The Obama administration launched the opening salvo of a now ongoing, Cold War-esque political drama by formally accusing Russia of stealing and disclosing Democratic National Committee emails two days after Nikulin’s arrest. Both the Kremlin and Nikulin’s lawyer have argued that the charges brought against him are a politically-motivated attempt to “extend the jurisprudence of American law to the territory of third countries” – a characterization that American officials, like House Speaker Paul Ryan, dispute. “The United States has the case to prevail on having him extradited, whether it’s the severity of the crime, which is clearly on the side of US, or the timing of the request for the extradition,” Ryan told reporters during a visit to Prague in March.

The court action in Prague was uncharacteristic of a country that Jakub Janda, deputy director of the European Values Think-Tank, says is “considered a safe base for Russian intelligence and influence activities focused on Western targets…Prague is unofficially considered to be a springboard for some Kremlin activities inside Europe, also using huge Russian diplomatic presence of approximately 140 staff,” said Janda. Mr. Nikulin’s arrest could be seen as a warning shot designed to deter or curb other actors engaged in targeting the US.

Extradition and Charges

The Czech Ministry of Justice officially ordered Nikulin’s extradition at the end of March, and he was in the US the next day for his first court appearance.
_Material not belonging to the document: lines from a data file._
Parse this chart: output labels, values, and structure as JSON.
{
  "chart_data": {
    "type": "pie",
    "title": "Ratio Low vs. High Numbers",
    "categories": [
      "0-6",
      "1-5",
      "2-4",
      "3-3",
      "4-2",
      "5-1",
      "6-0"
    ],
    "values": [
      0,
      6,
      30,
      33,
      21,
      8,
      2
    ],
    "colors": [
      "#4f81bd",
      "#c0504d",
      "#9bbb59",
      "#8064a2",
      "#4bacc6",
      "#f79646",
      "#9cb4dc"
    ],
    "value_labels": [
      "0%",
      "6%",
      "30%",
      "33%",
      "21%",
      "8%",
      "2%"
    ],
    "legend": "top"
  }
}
Mr. Nikulin has pleading not guilty to a range of charges: three counts of computer intrusion, two counts of aggravated identity theft, two counts of causing damage to a protected computer, one count of trafficking, and one count of conspiracy.
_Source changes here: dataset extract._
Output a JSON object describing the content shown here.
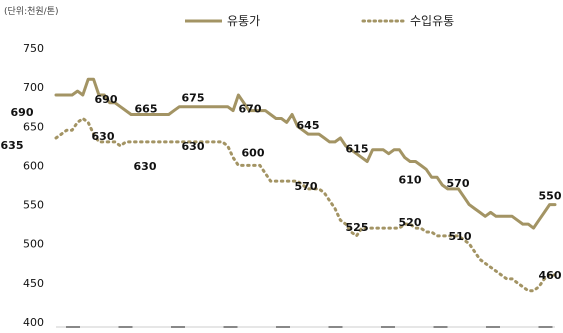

Nikulin’s defense attorney noted to US Magistrate Elizabeth Laporte that Nikulin was continuing to deal with medical issues and was “hoping to go to the hospital,” but a court-ordered medical examination was hampered by what prosecutors described as confrontational and defiant behavior. Prosecutors then accused Nikulin of trying to escape, delaying a bail hearing and all but ensuring Nikulin’s lawyer’s request to have his shackles removed would not be granted.

What’s Next?

US Attorney General Jeff Sessions made the government’s stance towards hackers clear in a statement to reporters, calling hacking “not just a crime, [but] a direct threat to the security and privacy of Americans.” John F. Bennett, the FBI Special Agent in Charge of the case, reiterated that cyberattacks were firmly on the government’s radar screen. “The FBI will not allow international cyber criminals to operate with impunity,” he said. “This extradition is a success for US law enforcement and our partners overseas.”

Underscoring Sessions and Bennett’s statement, the US crackdown on Russian hacking has spread to other countries. Spain has extradited two Russian suspects to the US in 2018, while another suspect is being held in Greece, in limbo between competing Russian and American extradition requests.

Sessions pledged that the US “will make it a priority to investigate and prosecute these crimes, regardless of the country where they originate.” The United States’ renewed commitment to mitigating “deeply troubling behavior once again emanating from Russia” appears to just be getting started.